Dabangg 2 was the second-highest grosser of the year behind Ek Tha Tiger. It netted ₹211 million on its opening day, the biggest non-holiday opener beating the previous record held by Rowdy Rathore. On its second day however, the film witnessed a drop due to "excessive screenings and cold weather" but still collected around ₹215 million. The film's business grew on Sunday and it collected ₹224 million, taking the first weekend total to ₹650 million, beating the previous three-day record set by Khiladi 786. After a successful weekend, the film had a strong Monday where it made ₹100 million, beating the previous record held by Dabangg.
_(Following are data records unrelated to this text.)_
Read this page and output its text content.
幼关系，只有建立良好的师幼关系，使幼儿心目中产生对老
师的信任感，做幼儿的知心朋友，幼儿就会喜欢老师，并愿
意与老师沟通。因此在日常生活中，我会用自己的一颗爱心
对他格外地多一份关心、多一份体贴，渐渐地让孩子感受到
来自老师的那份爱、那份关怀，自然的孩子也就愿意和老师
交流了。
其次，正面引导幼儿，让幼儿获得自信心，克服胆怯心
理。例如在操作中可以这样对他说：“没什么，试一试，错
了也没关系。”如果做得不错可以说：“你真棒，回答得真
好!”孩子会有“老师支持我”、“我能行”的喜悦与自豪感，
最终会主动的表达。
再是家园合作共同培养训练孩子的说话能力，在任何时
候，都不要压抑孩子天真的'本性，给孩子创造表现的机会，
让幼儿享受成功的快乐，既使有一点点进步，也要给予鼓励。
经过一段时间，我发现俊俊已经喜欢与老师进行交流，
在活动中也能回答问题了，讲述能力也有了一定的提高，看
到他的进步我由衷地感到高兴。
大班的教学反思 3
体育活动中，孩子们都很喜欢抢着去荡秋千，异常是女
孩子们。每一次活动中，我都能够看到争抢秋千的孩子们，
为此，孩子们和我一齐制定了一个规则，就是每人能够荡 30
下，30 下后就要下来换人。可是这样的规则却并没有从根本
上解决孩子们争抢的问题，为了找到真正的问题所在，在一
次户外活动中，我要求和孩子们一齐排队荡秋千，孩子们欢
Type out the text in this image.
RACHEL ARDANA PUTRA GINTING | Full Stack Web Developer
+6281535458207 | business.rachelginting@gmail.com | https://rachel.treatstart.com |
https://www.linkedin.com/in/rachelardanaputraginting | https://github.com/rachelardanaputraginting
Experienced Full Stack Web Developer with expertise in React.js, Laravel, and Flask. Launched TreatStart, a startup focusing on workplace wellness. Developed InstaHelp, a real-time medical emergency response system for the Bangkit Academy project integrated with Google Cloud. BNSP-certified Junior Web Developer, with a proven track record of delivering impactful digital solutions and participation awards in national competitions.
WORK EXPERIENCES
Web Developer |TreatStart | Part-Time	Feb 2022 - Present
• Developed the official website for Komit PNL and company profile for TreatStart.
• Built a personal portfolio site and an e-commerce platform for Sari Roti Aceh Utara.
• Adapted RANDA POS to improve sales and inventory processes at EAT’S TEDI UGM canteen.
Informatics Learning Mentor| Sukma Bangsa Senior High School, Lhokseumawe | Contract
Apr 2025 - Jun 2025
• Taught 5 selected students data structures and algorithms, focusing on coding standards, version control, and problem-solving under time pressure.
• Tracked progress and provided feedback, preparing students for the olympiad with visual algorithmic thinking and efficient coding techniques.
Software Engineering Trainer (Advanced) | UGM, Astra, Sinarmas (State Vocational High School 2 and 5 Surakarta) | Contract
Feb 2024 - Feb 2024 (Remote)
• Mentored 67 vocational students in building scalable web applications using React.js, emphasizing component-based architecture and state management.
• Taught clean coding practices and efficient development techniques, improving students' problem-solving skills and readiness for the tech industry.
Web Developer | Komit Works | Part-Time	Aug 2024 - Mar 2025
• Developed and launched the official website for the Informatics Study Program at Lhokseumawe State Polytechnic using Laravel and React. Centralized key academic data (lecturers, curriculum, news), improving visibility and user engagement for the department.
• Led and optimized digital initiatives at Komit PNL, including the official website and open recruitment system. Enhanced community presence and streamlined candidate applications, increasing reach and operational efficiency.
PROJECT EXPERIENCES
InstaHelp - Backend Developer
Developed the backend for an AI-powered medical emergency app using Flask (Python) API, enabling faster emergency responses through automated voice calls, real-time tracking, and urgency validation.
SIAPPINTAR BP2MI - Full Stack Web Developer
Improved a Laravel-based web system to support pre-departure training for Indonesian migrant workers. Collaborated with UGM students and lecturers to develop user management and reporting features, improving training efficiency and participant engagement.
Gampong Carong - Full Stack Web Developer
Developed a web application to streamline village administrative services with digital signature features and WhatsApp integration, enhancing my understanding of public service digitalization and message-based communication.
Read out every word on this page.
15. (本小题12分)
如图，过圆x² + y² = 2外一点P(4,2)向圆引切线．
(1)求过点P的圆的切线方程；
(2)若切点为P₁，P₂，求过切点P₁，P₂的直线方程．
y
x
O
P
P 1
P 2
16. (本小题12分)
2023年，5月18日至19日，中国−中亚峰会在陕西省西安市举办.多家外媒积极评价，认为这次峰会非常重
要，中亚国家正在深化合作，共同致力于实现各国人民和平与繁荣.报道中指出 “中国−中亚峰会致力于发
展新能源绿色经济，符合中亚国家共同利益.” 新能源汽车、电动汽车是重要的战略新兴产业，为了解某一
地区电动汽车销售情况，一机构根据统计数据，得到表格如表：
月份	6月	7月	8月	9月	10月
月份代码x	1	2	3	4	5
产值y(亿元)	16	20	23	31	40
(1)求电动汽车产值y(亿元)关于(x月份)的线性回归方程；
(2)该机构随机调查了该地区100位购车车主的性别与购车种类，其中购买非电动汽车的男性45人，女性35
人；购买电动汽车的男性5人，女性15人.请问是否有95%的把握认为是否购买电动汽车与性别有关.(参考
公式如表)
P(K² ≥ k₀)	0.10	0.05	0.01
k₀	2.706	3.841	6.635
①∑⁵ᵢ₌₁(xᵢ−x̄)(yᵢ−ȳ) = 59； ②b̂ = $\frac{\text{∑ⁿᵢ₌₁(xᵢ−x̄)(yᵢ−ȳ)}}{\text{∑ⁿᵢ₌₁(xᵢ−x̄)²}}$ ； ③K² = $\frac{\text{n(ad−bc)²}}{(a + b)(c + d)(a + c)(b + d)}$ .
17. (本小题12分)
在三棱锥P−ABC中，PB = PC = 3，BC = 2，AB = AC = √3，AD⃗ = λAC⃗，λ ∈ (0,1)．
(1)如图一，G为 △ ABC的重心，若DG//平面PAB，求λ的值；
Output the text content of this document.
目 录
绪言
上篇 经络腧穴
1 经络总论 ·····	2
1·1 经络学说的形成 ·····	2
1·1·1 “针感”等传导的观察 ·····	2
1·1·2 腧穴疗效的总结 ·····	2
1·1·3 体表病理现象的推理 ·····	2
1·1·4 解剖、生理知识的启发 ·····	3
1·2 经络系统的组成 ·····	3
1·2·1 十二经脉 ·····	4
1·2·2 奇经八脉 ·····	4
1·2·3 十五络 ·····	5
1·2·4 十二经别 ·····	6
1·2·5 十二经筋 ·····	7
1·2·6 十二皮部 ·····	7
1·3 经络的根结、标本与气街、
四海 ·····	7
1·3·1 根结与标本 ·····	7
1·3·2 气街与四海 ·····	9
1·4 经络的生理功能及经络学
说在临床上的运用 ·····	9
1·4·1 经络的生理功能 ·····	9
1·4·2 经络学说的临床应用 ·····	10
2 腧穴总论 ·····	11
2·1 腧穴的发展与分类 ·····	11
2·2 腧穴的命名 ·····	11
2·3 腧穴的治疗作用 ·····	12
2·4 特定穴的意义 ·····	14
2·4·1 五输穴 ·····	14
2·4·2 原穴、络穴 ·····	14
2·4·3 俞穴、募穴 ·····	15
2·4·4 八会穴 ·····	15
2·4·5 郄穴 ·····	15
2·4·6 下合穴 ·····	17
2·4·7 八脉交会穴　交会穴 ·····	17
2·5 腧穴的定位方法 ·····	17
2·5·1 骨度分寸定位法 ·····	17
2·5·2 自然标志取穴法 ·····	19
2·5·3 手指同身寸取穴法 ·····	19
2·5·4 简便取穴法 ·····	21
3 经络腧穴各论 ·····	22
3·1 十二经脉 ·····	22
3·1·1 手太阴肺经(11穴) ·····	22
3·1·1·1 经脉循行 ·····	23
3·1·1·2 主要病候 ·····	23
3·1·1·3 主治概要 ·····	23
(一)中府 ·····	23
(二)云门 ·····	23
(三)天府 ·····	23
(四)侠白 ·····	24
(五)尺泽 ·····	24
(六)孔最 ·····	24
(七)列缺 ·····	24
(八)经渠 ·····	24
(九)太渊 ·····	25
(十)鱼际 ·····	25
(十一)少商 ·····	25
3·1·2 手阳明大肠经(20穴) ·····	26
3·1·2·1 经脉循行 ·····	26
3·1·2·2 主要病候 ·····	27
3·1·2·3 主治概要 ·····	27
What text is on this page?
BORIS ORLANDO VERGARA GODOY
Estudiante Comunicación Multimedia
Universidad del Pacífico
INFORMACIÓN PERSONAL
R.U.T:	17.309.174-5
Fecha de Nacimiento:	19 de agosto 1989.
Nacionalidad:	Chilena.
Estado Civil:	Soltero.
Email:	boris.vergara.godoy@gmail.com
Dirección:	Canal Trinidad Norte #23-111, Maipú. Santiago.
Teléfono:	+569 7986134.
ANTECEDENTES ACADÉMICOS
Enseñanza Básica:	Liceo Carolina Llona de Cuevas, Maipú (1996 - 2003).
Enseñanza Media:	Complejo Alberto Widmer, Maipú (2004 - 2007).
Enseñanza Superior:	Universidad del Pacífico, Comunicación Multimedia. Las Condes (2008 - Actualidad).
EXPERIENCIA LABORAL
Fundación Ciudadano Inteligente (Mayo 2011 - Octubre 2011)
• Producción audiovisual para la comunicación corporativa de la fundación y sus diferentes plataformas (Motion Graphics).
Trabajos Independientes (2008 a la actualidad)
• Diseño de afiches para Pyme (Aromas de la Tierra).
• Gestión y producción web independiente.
Dabangg 2 collected around ₹157.8 million on Tuesday (Christmas day). Dabangg 2 netted around ₹77.5 million on Wednesday. The film collected ₹60 million on Thursday, bringing the first week total to ₹990 million. The film collected ₹200 million in its second weekend taking the film's collections to ₹1.19 billion. The film was declared a blockbuster by Box Office India after its first week. Dabangg 2 has collected around ₹320 million nett in five days of its second week as it grossed a huge ₹80 million crore plus on Tuesday as it was New Years Day, taking its total to ₹1.42 billion. According to Box Office India, the film became the second highest-grossing film of 2012 in 13 days, adding ₹ 30 million nett on that day. Dabangg 2 collected solid figures of ₹464 million nett in its second week. After successful two weeks, the film further netted ₹75.0 million in third weekend to make a total of around ₹1465 million nett. Dabangg 2 collected a good figure of ₹287 million in its third week. It netted around ₹1.78 billion nett after the completion of its theatrical run. The final distributor share of the film in India was ₹940 million.

===Overseas===
Dabangg 2 collected close to US$8.5 million overseas in its opening weekend. The film reached $8 million overseas in 10 days and was declared a 'super-hit' by Box Office India. Dabangg 2 has taken its overseas total to around $10.25 million in 17 days and has become the third biggest overseas hit of 2012 behind Jab Tak Hai Jaan and Ek Tha Tiger, both of which earned the 'blockbuster' status overseas. Dabangg 2 grossed around $11.75 million in its total lifetime.

==Circumquel==
Dabangg 3, a circumquel and the third installment in the Dabangg (film series) starring Salman Khan and Sudeep was released on 20 December 2019.